LDAP / Active Directory

LDAP discoveries let you browse an Active Directory or OpenLDAP directory and list hosts in your IT infrastructure.

Configure an LDAP directory

Before running LDAP discoveries, you need to configure the server to access, usually the domain controller, along with authentication information.

We recommend that you create a dedicated read-only user for browsing the directory.

To add an LDAP directory:

  1. Go to Stored credentials, and click Add.
  2. Select type LDAP / Active Directory.
  3. Fill in the name of the credential set.
  4. Specify the URL for the domain controller with its protocol. Only ldap:// and ldaps:// URLs are supported.
  5. Specify the user to login as. It may be an email address or an LDAP name like CN=Your user,CN=Users,DC=example,DC=com.
  6. Fill in the remaining fields and confirm.

The created directory may then be referenced when creating LDAP discoveries.

Create an LDAP discovery

  1. Go to Discoveries, and click Add. Select LDAP or Active Directory in the Local infrastructure category.

  2. In Credentials, select the directory you want to use.

  3. In Target, specify the tree base for the search. To browse a whole domain, you may specify the domain name with DC elements. For instance, if your domain is example.com that would be DC=example,DC=com. You may also specify finer criteria like an OU (Organizational Unit) or other properties depending on what your directory uses.
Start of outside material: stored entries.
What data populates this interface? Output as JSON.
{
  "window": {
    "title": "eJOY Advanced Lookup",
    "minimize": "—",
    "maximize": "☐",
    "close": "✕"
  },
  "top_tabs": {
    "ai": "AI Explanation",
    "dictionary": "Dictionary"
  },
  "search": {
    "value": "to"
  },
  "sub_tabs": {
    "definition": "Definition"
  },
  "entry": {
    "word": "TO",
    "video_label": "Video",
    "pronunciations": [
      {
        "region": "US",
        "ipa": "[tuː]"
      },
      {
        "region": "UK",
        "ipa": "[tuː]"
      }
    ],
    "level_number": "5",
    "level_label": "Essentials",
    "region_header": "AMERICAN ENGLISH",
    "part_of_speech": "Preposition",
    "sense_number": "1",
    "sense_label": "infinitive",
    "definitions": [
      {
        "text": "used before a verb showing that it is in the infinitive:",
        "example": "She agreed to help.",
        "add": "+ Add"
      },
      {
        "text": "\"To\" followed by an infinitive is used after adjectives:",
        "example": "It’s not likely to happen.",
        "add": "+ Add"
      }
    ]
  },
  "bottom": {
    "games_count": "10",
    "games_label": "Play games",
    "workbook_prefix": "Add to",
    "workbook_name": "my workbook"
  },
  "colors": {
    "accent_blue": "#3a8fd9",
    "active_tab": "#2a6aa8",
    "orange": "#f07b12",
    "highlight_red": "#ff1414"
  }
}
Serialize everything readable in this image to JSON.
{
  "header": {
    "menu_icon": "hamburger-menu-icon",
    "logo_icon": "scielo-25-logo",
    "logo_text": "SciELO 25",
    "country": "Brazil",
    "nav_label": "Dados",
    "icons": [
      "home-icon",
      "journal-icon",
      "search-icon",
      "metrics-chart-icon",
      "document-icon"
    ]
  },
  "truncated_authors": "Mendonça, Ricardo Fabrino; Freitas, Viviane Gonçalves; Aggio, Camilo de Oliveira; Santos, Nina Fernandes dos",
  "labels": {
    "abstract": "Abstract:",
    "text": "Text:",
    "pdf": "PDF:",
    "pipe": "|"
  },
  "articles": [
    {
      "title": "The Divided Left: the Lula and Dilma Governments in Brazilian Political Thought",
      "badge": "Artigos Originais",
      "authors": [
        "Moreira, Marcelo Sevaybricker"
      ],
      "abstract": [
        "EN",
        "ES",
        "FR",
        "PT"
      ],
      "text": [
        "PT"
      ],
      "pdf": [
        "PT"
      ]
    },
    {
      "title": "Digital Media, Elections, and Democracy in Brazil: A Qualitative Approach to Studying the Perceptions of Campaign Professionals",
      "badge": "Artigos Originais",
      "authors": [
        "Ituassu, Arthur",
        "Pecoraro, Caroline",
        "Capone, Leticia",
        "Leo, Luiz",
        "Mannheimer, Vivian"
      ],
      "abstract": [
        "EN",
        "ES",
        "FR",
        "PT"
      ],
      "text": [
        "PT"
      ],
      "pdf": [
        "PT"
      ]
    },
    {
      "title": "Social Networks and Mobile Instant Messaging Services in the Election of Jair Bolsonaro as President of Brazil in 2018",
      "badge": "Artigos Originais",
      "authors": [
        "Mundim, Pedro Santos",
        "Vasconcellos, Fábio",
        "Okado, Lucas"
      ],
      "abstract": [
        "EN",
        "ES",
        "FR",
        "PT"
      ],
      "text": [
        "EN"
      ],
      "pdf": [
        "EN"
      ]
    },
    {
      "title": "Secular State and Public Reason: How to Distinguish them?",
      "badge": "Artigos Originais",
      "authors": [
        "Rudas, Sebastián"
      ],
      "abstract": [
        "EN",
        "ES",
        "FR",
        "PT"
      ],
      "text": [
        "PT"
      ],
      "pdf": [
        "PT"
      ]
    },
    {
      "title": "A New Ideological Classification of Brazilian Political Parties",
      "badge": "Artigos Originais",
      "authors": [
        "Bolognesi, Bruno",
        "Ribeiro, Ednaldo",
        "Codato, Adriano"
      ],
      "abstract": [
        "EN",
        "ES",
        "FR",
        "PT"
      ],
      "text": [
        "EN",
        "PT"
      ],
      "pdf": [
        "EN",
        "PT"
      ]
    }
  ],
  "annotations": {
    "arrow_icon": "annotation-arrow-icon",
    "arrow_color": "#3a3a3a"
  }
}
  4. Optionally specify a filter for including only a subset of hosts. For example, the filter (cn=DESKTOP-*) selects only hosts whose common name begins with DESKTOP-. Logical operators &, | and ! are supported. See RFC 2254 for the complete reference for the filter format.

  5. Click Confirm.

When created, the discovery is immediately started as a background task. You may check state of the task any time from Discoveries.